Friday, June 8, 2012

Boat Safety Test

My wife is taking an online boating safety course right now. For her father. Yeah. Maybe don't tell anyone that part.

Anyway, some of the questions are a little extreme unless you have a reality show and you wrangle sharks for immunity idols. By contrast, our boating activities this summer include pretty much floating. And we also might do some floating too. Therefore the gale-force wind question seems somewhat irrelevant. So in the spirit of hyperbole, these questions incite in me the creative need to devise the ultimate perfectly ridiculous boat-safety test question possible and then it all became a freak-family brainstorming session. Here our the top three so far:

1. You are in the middle of the ocean and a Yeti speeds by on a sea-doo. Do you
a. return to the dock?
b. alert the coast guard?
c. return to TMZ headquarters with actual news?
d. pull out your bag-pipes and join the parade?

2. Someone has dropped a flaming buoy from a helicopter into your yacht. Do you
a. scream CUT and various obscenities then storm off the movie set (right Christian Bale)?
b. just let Jim Cameron have his way yet again?
c. eat carbs and wait to die?
d. get out the s'more fixins.

3. You are 13 nautical nautbits from the square of the hypotenuse of the shore. Someone in the boat has to go poop. Like right now. Like. IMMEDIATELY. And it's Grandpa. And he has gastrointestinal issues. Serious. Serious. Issues. Do you
a. watch in horror as he yanks down his pants and squats over the side of the boat?
b. avert your eyes.
c. avert your eyes.
d. avert your eyes.


Mel said...

My answers:
1 - D
2- C AND D
3 - E; I'm pushing that old man over and going on to enjoy my day.

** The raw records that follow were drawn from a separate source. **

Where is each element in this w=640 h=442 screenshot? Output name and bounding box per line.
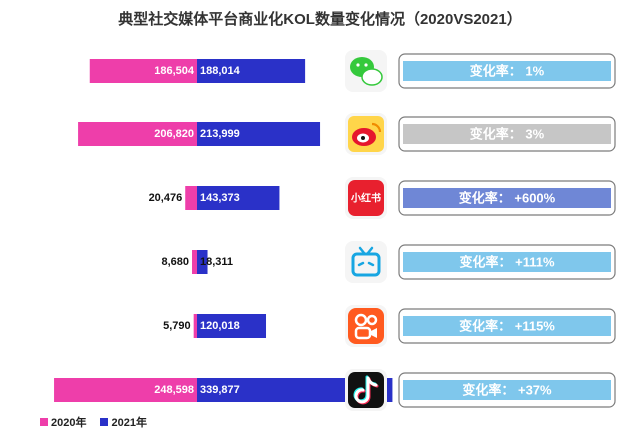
wechat-icon (345, 50, 387, 92)
bili-eye (367, 261, 375, 267)
bar-2020 (89, 59, 197, 83)
bar-2021 (197, 59, 306, 83)
bar-2021 (197, 250, 208, 274)
ks-circle (354, 313, 368, 327)
value-label-2021: 213,999 (200, 128, 240, 140)
row-1: 206,820 213,999 变化率： 3% (78, 113, 616, 155)
kuaishou-icon (345, 305, 387, 347)
row-5: 248,598 339,877 变化率： +37% (54, 369, 616, 411)
wechat-bubble-small (361, 68, 383, 86)
bar-2020 (185, 186, 197, 210)
xhs-bg (348, 180, 384, 216)
bilibili-icon (345, 241, 387, 283)
bar-2021 (197, 122, 321, 146)
change-label: 变化率： +111% (459, 254, 554, 269)
change-fill (403, 188, 611, 208)
change-label: 变化率： +37% (462, 382, 552, 397)
bili-screen (351, 252, 381, 277)
change-label: 变化率： 3% (470, 126, 545, 141)
legend: 2020年 2021年 (40, 414, 147, 430)
change-fill (403, 380, 611, 400)
legend-swatch-2021 (100, 418, 109, 426)
bar-2020 (193, 314, 197, 338)
value-label-2020: 206,820 (154, 128, 194, 140)
change-label: 变化率： +115% (459, 318, 555, 333)
value-label-2021: 188,014 (200, 65, 241, 77)
weibo-eye (361, 136, 365, 140)
chart-title: 典型社交媒体平台商业化KOL数量变化情况（2020VS2021） (118, 11, 522, 28)
weibo-wave (371, 122, 382, 133)
bar-2021 (197, 186, 280, 210)
row-0: 186,504 188,014 变化率： 1% (89, 50, 616, 92)
ks-circle (366, 314, 378, 326)
change-fill (403, 124, 611, 144)
bili-antenna (358, 246, 366, 255)
legend-swatch-2020 (40, 418, 48, 426)
change-fill (403, 61, 611, 81)
legend-item-2020: 2020年 (40, 414, 86, 430)
value-label-2021: 143,373 (200, 192, 240, 204)
change-fill (403, 316, 611, 336)
bar-2021 (197, 314, 267, 338)
bar-2020 (54, 378, 197, 402)
ks-camera (354, 326, 372, 340)
legend-item-2021: 2021年 (100, 414, 147, 430)
legend-label-2021: 2021年 (111, 417, 147, 429)
weibo-icon (345, 113, 387, 155)
bar-2020 (78, 122, 197, 146)
change-label: 变化率： 1% (470, 63, 545, 78)
xhs-text: 小红书 (350, 192, 381, 205)
bili-antenna (366, 246, 374, 255)
legend-label-2020: 2020年 (51, 417, 87, 429)
bili-eye (357, 261, 365, 267)
bar-2020 (192, 250, 197, 274)
value-label-2020: 5,790 (163, 320, 191, 332)
ks-lens (371, 328, 377, 338)
row-2: 20,476 143,373 小红书 变化率： +600% (149, 177, 616, 219)
value-label-2021: 18,311 (200, 256, 233, 268)
value-label-2020: 8,680 (161, 256, 189, 268)
wechat-eye (364, 63, 368, 67)
dy-note (354, 376, 378, 404)
xiaohongshu-icon: 小红书 (345, 177, 387, 219)
value-label-2020: 186,504 (154, 65, 195, 77)
value-label-2020: 20,476 (149, 192, 183, 204)
row-3: 8,680 18,311 变化率： +111% (161, 241, 616, 283)
change-fill (403, 252, 611, 272)
value-label-2020: 248,598 (154, 384, 194, 396)
row-4: 5,790 120,018 变化率： +115% (163, 305, 616, 347)
icon-bg (345, 241, 387, 283)
douyin-icon (345, 369, 387, 411)
wechat-eye (356, 63, 360, 67)
value-label-2021: 339,877 (200, 384, 240, 396)
value-label-2021: 120,018 (200, 320, 240, 332)
change-label: 变化率： +600% (459, 190, 556, 205)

Debra She Who Seeks said...

And the correct answer always is: make s'mores while playing the bagpipes and not watching Grandpa poop.

Nicole said...

Clarification. Was the Yeti actually grandpa on a Sea-Doo?

wendy said...

ha ha...that last one is hysterical.
WHAT ELSE CAN YOU gotta go, you gotta go. on Land or Water
you just GO
And of course you have to make s'mores. If you are going to blow up , just as well go out in a blaze of glory and EAT while your at it.
Perhaps ALL OF THIS is why I stay on dry land.
My hubby used to own a sail boat...I am glad that was BEFORE we hooked up. I have serious water issues.